Jay-Z and Meek Mill pledge $50m to free prisoners
Jay-Z, Meek Mill and sport and business leaders have pledged $50m (£38m) to reform the US criminal justice system.
The Reform Alliance, which was inspired by Meek Mill’s recent stint in prison for a minor probation violation , hopes to free one million prisoners in five years.
The owners of the New England Patriots and Philadelphia 76ers, Robert Kraft and Michael Rubin, are co-founders.
Reform says it wants to help people who are “trapped in the system”.
The group’s “mission” is to “dramatically reduce the number of people who are unjustly under the control of the criminal justice system, starting with probation and parole”.
“To win, we will leverage our considerable resources to change laws, policies, hearts and minds,” it says.
More than six million people can currently count themselves as part of the “correctional population” of the USA – which includes people in prisons and local jails, but is mostly made up of the more than four million people on probation or parole, according to Bureau of Justice statistics.
Probation is often given as a sentence instead of time in prison and can include conditions like being on a curfew or going to rehab.
Parole is when an inmate is released early from prison with similar conditions to probation.
Meek Mill has experienced all three: probation, parole and jail.
The Reform Alliance says his case is an example of the “devastating and long-lasting effects” that can occur after one interaction with the criminal justice system.
The rapper was arrested in 2007 – he says wrongfully – for drug and gun charges, aged 19.
He was sentenced in 2009 to between 11 and 23 months in county prison, but was released on parole after five months and put on house arrest.
It was during this time he started to make his name nationally as a rapper, signing to Rick Ross’s label and releasing a string of hugely successful mixtapes.
Before long he was a platinum-selling artist.
But a parole violation for suspected cannabis use resulted in a ban on touring, and then after failing to get his travel plans approved by the court Meek was sentenced to prison again in 2014.
Examples of parole violations that can land people back in prison range from being late to appointments with parole officers or missing a curfew, to things more specific to the crime that was committed – like failing to attend an Alcoholics Anonymous meeting.
“When you talk about these so-called technical violations, it’s not technical to the kid who can never see her mum again because she showed up late for a meeting. That’s not technical, that’s devastating for that individual child,” Reform Alliance CEO Van Jones said.
Violations over the next few years resulted in his probation period being extended – it now lasts up until 2023 – as well as the five months in prison which ended in April 2018 and birthed the #FreeMeek movement.

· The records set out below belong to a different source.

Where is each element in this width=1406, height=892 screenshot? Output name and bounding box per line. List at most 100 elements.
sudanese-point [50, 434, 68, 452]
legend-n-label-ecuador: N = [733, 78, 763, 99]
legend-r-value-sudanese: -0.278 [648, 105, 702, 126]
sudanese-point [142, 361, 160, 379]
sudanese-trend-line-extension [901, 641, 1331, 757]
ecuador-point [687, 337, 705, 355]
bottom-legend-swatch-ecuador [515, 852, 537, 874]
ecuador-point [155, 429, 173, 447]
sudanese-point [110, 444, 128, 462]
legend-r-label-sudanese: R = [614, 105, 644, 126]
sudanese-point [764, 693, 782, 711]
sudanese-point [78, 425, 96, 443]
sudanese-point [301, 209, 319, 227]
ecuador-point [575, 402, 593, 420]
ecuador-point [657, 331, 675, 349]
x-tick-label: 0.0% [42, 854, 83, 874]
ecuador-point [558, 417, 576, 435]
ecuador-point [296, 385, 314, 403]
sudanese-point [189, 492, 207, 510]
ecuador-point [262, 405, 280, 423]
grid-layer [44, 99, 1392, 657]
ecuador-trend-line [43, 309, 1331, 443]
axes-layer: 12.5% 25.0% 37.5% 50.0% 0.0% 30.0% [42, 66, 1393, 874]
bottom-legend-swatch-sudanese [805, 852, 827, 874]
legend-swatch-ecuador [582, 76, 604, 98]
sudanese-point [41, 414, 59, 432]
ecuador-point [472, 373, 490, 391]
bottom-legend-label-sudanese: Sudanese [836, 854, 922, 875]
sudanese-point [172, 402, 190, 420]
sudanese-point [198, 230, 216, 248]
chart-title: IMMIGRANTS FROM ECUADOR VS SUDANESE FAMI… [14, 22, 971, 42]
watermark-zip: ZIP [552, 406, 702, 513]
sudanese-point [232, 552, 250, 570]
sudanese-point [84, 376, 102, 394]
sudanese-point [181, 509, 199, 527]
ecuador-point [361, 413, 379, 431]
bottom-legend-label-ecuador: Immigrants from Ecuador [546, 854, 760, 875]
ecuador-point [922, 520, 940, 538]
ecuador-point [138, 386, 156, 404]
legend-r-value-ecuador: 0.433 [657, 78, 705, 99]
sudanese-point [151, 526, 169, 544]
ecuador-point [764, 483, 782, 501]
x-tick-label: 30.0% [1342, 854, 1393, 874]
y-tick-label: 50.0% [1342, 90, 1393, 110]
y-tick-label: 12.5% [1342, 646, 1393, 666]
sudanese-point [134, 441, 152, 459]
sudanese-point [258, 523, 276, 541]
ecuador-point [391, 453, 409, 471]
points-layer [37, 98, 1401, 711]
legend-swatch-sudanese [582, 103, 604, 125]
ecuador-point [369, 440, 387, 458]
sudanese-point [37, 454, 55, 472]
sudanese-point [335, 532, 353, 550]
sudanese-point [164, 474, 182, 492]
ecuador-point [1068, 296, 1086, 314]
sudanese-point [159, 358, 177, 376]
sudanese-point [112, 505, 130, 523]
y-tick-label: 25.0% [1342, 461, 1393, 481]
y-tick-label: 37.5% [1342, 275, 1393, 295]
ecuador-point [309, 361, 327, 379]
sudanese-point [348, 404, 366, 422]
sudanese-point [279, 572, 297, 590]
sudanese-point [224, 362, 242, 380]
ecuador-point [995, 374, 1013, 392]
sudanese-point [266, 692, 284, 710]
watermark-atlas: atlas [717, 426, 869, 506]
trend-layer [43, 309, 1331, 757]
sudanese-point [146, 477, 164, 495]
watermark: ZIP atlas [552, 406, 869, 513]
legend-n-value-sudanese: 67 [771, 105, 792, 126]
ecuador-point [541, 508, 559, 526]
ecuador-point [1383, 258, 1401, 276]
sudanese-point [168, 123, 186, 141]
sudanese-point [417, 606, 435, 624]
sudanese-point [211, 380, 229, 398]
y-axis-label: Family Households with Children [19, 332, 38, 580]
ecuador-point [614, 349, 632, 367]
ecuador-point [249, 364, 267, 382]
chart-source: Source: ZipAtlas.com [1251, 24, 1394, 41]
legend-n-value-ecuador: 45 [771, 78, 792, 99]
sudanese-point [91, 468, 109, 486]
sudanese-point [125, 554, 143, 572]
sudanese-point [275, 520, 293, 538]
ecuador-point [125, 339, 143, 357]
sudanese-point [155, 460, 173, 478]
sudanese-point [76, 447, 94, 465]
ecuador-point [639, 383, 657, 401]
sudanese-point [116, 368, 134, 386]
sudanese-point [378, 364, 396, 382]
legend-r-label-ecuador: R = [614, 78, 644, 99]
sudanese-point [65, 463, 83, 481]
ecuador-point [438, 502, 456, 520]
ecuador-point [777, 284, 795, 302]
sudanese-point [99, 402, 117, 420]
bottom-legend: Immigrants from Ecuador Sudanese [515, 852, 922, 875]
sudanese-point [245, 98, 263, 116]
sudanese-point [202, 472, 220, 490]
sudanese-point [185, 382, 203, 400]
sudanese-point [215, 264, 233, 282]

It’s people with a similar story to Meek’s, that have been “caught up on probation and parole”, that Reform says it wants to focus on first.
‘If someone commits a crime they should go to jail’
“Being from the environment I’m from, I don’t even think it’s possible for you to be an angel,” Meek said as the organisation was announced in New York.
“You grow up around murder on a daily basis, you grow up in drug-infested neighbourhoods.
“And every time I started to further my life with the music industry, there was always something that brought me back to ground zero,” he said.
Pennsylvania Governor Tom Wolf, who attended the event, said he was a supporter of criminal justice reforms that are “fair, help our system work better and smarter, and save crucial taxpayer dollars while balancing public safety and victim concerns”.
Across the US, roughly a third of people on parole are black, according to Bureau of Justice statistics – something Jay-Z raised at the event.
“We want to be very clear. If someone commits a crime they should go to jail. But these things are just disproportionate and the whole world knows it,” he said.
Jay-Z has been vocal about Meek’s case, writing in the New York Times while he was imprisoned.
“On the surface, this may look like the story of yet another criminal rapper who didn’t smarten up and is back where he started,” he wrote .
“What’s happening to Meek Mill is just one example of how our criminal justice system entraps and harasses hundreds of thousands of black people every day.
“I saw this up close when I was growing up in Brooklyn during the 1970s and 1980s. Instead of a second chance, probation ends up being a land mine, with a random misstep bringing consequences greater than the crime. A person on probation can end up in jail over a technical violation like missing a curfew.”